- Hunderman Location within Ladakh Hunderman Location within India
- Coordinates: 34°36′58″N 76°07′48″E﻿ / ﻿34.616°N 76.130°E
- Country: India
- Union Territory: Ladakh
- District: Kargil
- Tehsil: Kargil

Government
- • Type: Panchayati raj
- • Body: Gram panchayat

Population (2011)
- • Total: 216

Languages
- • Official: Balti, Ladakhi, Urdu
- Time zone: UTC+5:30 (IST)
- PIN: 194103

= Hunderman =

Hunderman or Hundarmaan or Hundurmaan is one of the northernmost hamlets in India and is situated in the Kargil district of Ladakh. Located on the right bank of Suru River 10 km north of Kargil, it is a hamlet under Shilikchey village of Kargil district. It was under Pakistan's control until 1971, when the hill range around it was captured by the Indian Army.There are two parts to Hunderman: Hunderman Mal (lower village, on the riverbank) and Hunderman Broq (hill village).

== History ==

At the end of the Indo-Pakistani War of 1947, Hunderman came under the control of Pakistan.
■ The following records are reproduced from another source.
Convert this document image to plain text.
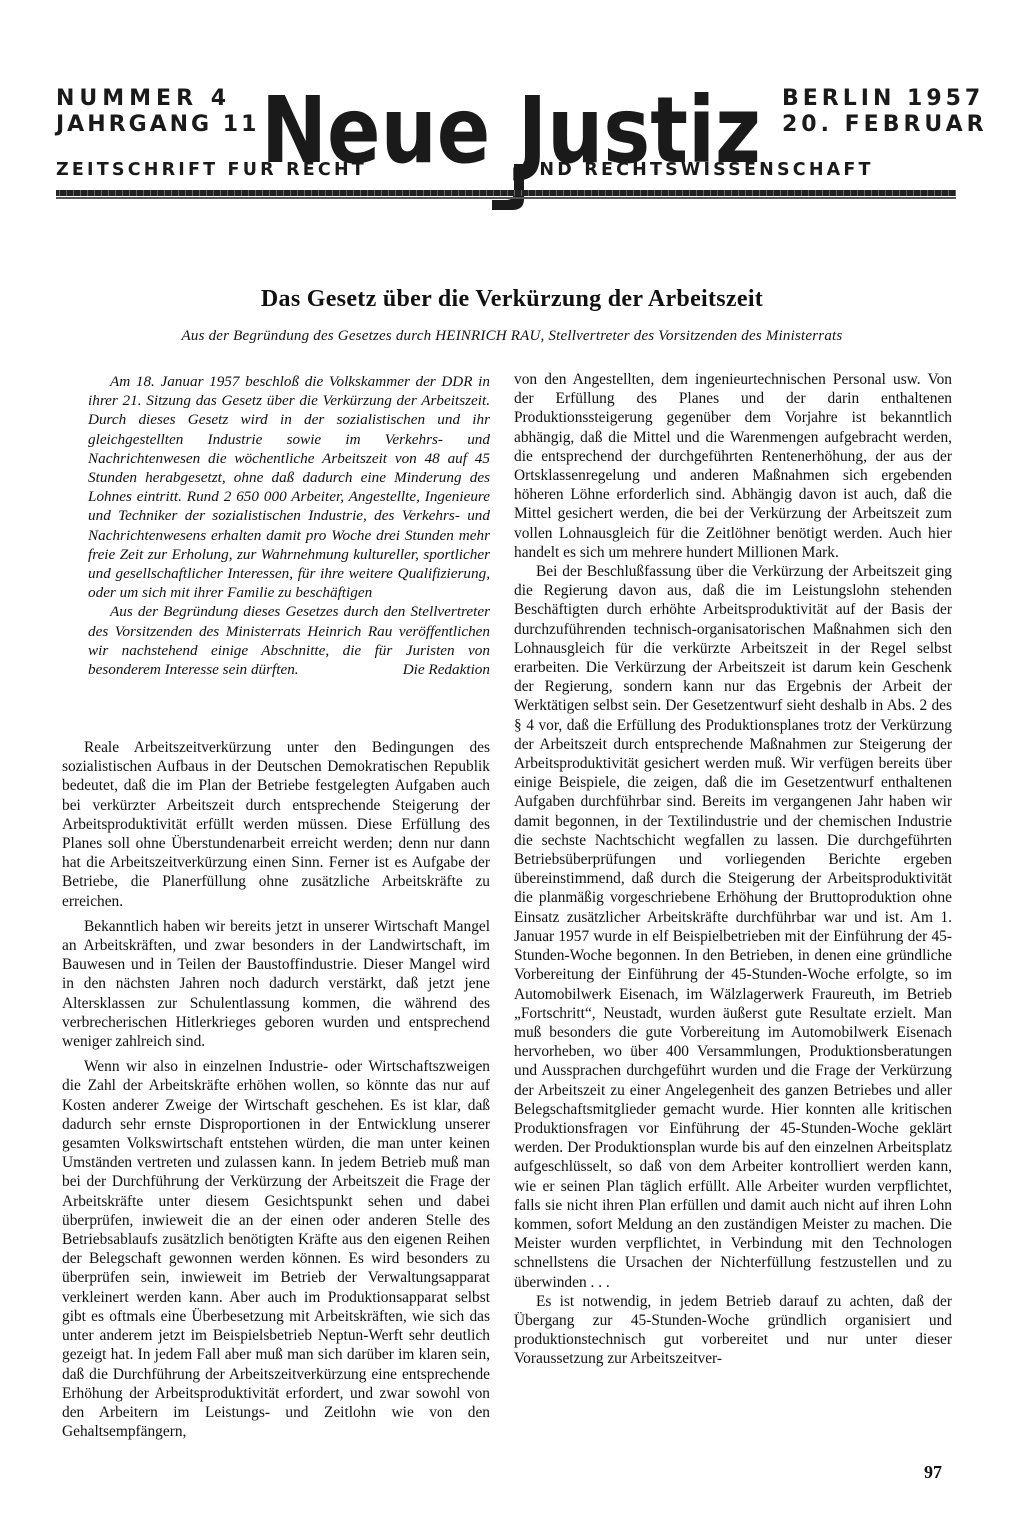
NUMMER 4
JAHRGANG 11 Neue Justiz BERLIN 1957
20. FEBRUAR
ZEITSCHRIFT FUR RECHT	UND RECHTSWISSENSCHAFT
Das Gesetz über die Verkürzung der Arbeitszeit
Aus der Begründung des Gesetzes durch HEINRICH RAU, Stellvertreter des Vorsitzenden des Ministerrats

Am 18. Januar 1957 beschloß die Volkskammer der DDR in ihrer 21. Sitzung das Gesetz über die Verkürzung der Arbeitszeit. Durch dieses Gesetz wird in der sozialistischen und ihr gleichgestellten Industrie sowie im Verkehrs- und Nachrichtenwesen die wöchentliche Arbeitszeit von 48 auf 45 Stunden herabgesetzt, ohne daß dadurch eine Minderung des Lohnes eintritt. Rund 2 650 000 Arbeiter, Angestellte, Ingenieure und Techniker der sozialistischen Industrie, des Verkehrs- und Nachrichtenwesens erhalten damit pro Woche drei Stunden mehr freie Zeit zur Erholung, zur Wahrnehmung kultureller, sportlicher und gesellschaftlicher Interessen, für ihre weitere Qualifizierung, oder um sich mit ihrer Familie zu beschäftigen

Aus der Begründung dieses Gesetzes durch den Stellvertreter des Vorsitzenden des Ministerrats Heinrich Rau veröffentlichen wir nachstehend einige Abschnitte, die für Juristen von besonderem Interesse sein dürften.	Die Redaktion

Reale Arbeitszeitverkürzung unter den Bedingungen des sozialistischen Aufbaus in der Deutschen Demokratischen Republik bedeutet, daß die im Plan der Betriebe festgelegten Aufgaben auch bei verkürzter Arbeitszeit durch entsprechende Steigerung der Arbeitsproduktivität erfüllt werden müssen. Diese Erfüllung des Planes soll ohne Überstundenarbeit erreicht werden; denn nur dann hat die Arbeitszeitverkürzung einen Sinn. Ferner ist es Aufgabe der Betriebe, die Planerfüllung ohne zusätzliche Arbeitskräfte zu erreichen.

Bekanntlich haben wir bereits jetzt in unserer Wirtschaft Mangel an Arbeitskräften, und zwar besonders in der Landwirtschaft, im Bauwesen und in Teilen der Baustoffindustrie. Dieser Mangel wird in den nächsten Jahren noch dadurch verstärkt, daß jetzt jene Altersklassen zur Schulentlassung kommen, die während des verbrecherischen Hitlerkrieges geboren wurden und entsprechend weniger zahlreich sind.

Wenn wir also in einzelnen Industrie- oder Wirtschaftszweigen die Zahl der Arbeitskräfte erhöhen wollen, so könnte das nur auf Kosten anderer Zweige der Wirtschaft geschehen. Es ist klar, daß dadurch sehr ernste Disproportionen in der Entwicklung unserer gesamten Volkswirtschaft entstehen würden, die man unter keinen Umständen vertreten und zulassen kann. In jedem Betrieb muß man bei der Durchführung der Verkürzung der Arbeitszeit die Frage der Arbeitskräfte unter diesem Gesichtspunkt sehen und dabei überprüfen, inwieweit die an der einen oder anderen Stelle des Betriebsablaufs zusätzlich benötigten Kräfte aus den eigenen Reihen der Belegschaft gewonnen werden können. Es wird besonders zu überprüfen sein, inwieweit im Betrieb der Verwaltungsapparat verkleinert werden kann. Aber auch im Produktionsapparat selbst gibt es oftmals eine Überbesetzung mit Arbeitskräften, wie sich das unter anderem jetzt im Beispielsbetrieb Neptun-Werft sehr deutlich gezeigt hat. In jedem Fall aber muß man sich darüber im klaren sein, daß die Durchführung der Arbeitszeitverkürzung eine entsprechende Erhöhung der Arbeitsproduktivität erfordert, und zwar sowohl von den Arbeitern im Leistungs- und Zeitlohn wie von den Gehaltsempfängern,

von den Angestellten, dem ingenieurtechnischen Personal usw. Von der Erfüllung des Planes und der darin enthaltenen Produktionssteigerung gegenüber dem Vorjahre ist bekanntlich abhängig, daß die Mittel und die Warenmengen aufgebracht werden, die entsprechend der durchgeführten Rentenerhöhung, der aus der Ortsklassenregelung und anderen Maßnahmen sich ergebenden höheren Löhne erforderlich sind. Abhängig davon ist auch, daß die Mittel gesichert werden, die bei der Verkürzung der Arbeitszeit zum vollen Lohnausgleich für die Zeitlöhner benötigt werden. Auch hier handelt es sich um mehrere hundert Millionen Mark.

Bei der Beschlußfassung über die Verkürzung der Arbeitszeit ging die Regierung davon aus, daß die im Leistungslohn stehenden Beschäftigten durch erhöhte Arbeitsproduktivität auf der Basis der durchzuführenden technisch-organisatorischen Maßnahmen sich den Lohnausgleich für die verkürzte Arbeitszeit in der Regel selbst erarbeiten. Die Verkürzung der Arbeitszeit ist darum kein Geschenk der Regierung, sondern kann nur das Ergebnis der Arbeit der Werktätigen selbst sein. Der Gesetzentwurf sieht deshalb in Abs. 2 des § 4 vor, daß die Erfüllung des Produktionsplanes trotz der Verkürzung der Arbeitszeit durch entsprechende Maßnahmen zur Steigerung der Arbeitsproduktivität gesichert werden muß. Wir verfügen bereits über einige Beispiele, die zeigen, daß die im Gesetzentwurf enthaltenen Aufgaben durchführbar sind. Bereits im vergangenen Jahr haben wir damit begonnen, in der Textilindustrie und der chemischen Industrie die sechste Nachtschicht wegfallen zu lassen. Die durchgeführten Betriebsüberprüfungen und vorliegenden Berichte ergeben übereinstimmend, daß durch die Steigerung der Arbeitsproduktivität die planmäßig vorgeschriebene Erhöhung der Bruttoproduktion ohne Einsatz zusätzlicher Arbeitskräfte durchführbar war und ist. Am 1. Januar 1957 wurde in elf Beispielbetrieben mit der Einführung der 45-Stunden-Woche begonnen. In den Betrieben, in denen eine gründliche Vorbereitung der Einführung der 45-Stunden-Woche erfolgte, so im Automobilwerk Eisenach, im Wälzlagerwerk Fraureuth, im Betrieb „Fortschritt“, Neustadt, wurden äußerst gute Resultate erzielt. Man muß besonders die gute Vorbereitung im Automobilwerk Eisenach hervorheben, wo über 400 Versammlungen, Produktionsberatungen und Aussprachen durchgeführt wurden und die Frage der Verkürzung der Arbeitszeit zu einer Angelegenheit des ganzen Betriebes und aller Belegschaftsmitglieder gemacht wurde. Hier konnten alle kritischen Produktionsfragen vor Einführung der 45-Stunden-Woche geklärt werden. Der Produktionsplan wurde bis auf den einzelnen Arbeitsplatz aufgeschlüsselt, so daß von dem Arbeiter kontrolliert werden kann, wie er seinen Plan täglich erfüllt. Alle Arbeiter wurden verpflichtet, falls sie nicht ihren Plan erfüllen und damit auch nicht auf ihren Lohn kommen, sofort Meldung an den zuständigen Meister zu machen. Die Meister wurden verpflichtet, in Verbindung mit den Technologen schnellstens die Ursachen der Nichterfüllung festzustellen und zu überwinden . . .

Es ist notwendig, in jedem Betrieb darauf zu achten, daß der Übergang zur 45-Stunden-Woche gründlich organisiert und produktionstechnisch gut vorbereitet und nur unter dieser Voraussetzung zur Arbeitszeitver-

97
The Indian Army captured Hunderman after the Indo-Pakistani War of 1971.

==Tourism ==

Hunderman–Museum of Memories in Hunderman Boq was founded by restoring three rooms in one of the private houses in the row of abandoned storied traditional houses in Hunderman. After the India Pakistan 1971 War, the residents of Hunderman moved to higher slopes of mountains, abandoning the original Hunderman village at LoC at the lower heights. It displays the old kitchen utensils, traditional jewelry, indoor games, family documents, letters to armaments from the wars. Ilyas Ansari, who has native connection to this village, along with Ajaz Hussain Munshi, museum curator from Kargil and other organizations (the Roots Collective and the Farside Collective of Leh), built the museum.

== Demographics ==

According to the 2011 census of India, Hunderman has a population of about 216.

Demographics (2011 Census)
|  | Total | Male | Female |
|---|---|---|---|
| Population | 216 | 107 | 109 |
| Children aged below 6 years | 27 | 14 | 13 |
| Scheduled caste | 0 | 0 | 0 |
| Scheduled tribe | 215 | – | – |
| Literates | 118 | 70 | 48 |
| Literacy Rate | 54.6% | – | 22.2% |
| Workers (all) | 38 | – | – |
| Non-workers | 178 | – | – |

==Transport==
Hunderman is connected by road to other places in Ladakh and India by the Srinagar-Leh Highway or the NH 1 and the LOC View Point Road.

The nearest railway station is Srinagar railway station, 229 kilometres away. The nearest airport is at Kargil, 18 kilometres away. Nearest major airport is Leh Airport, 225 kilometres away.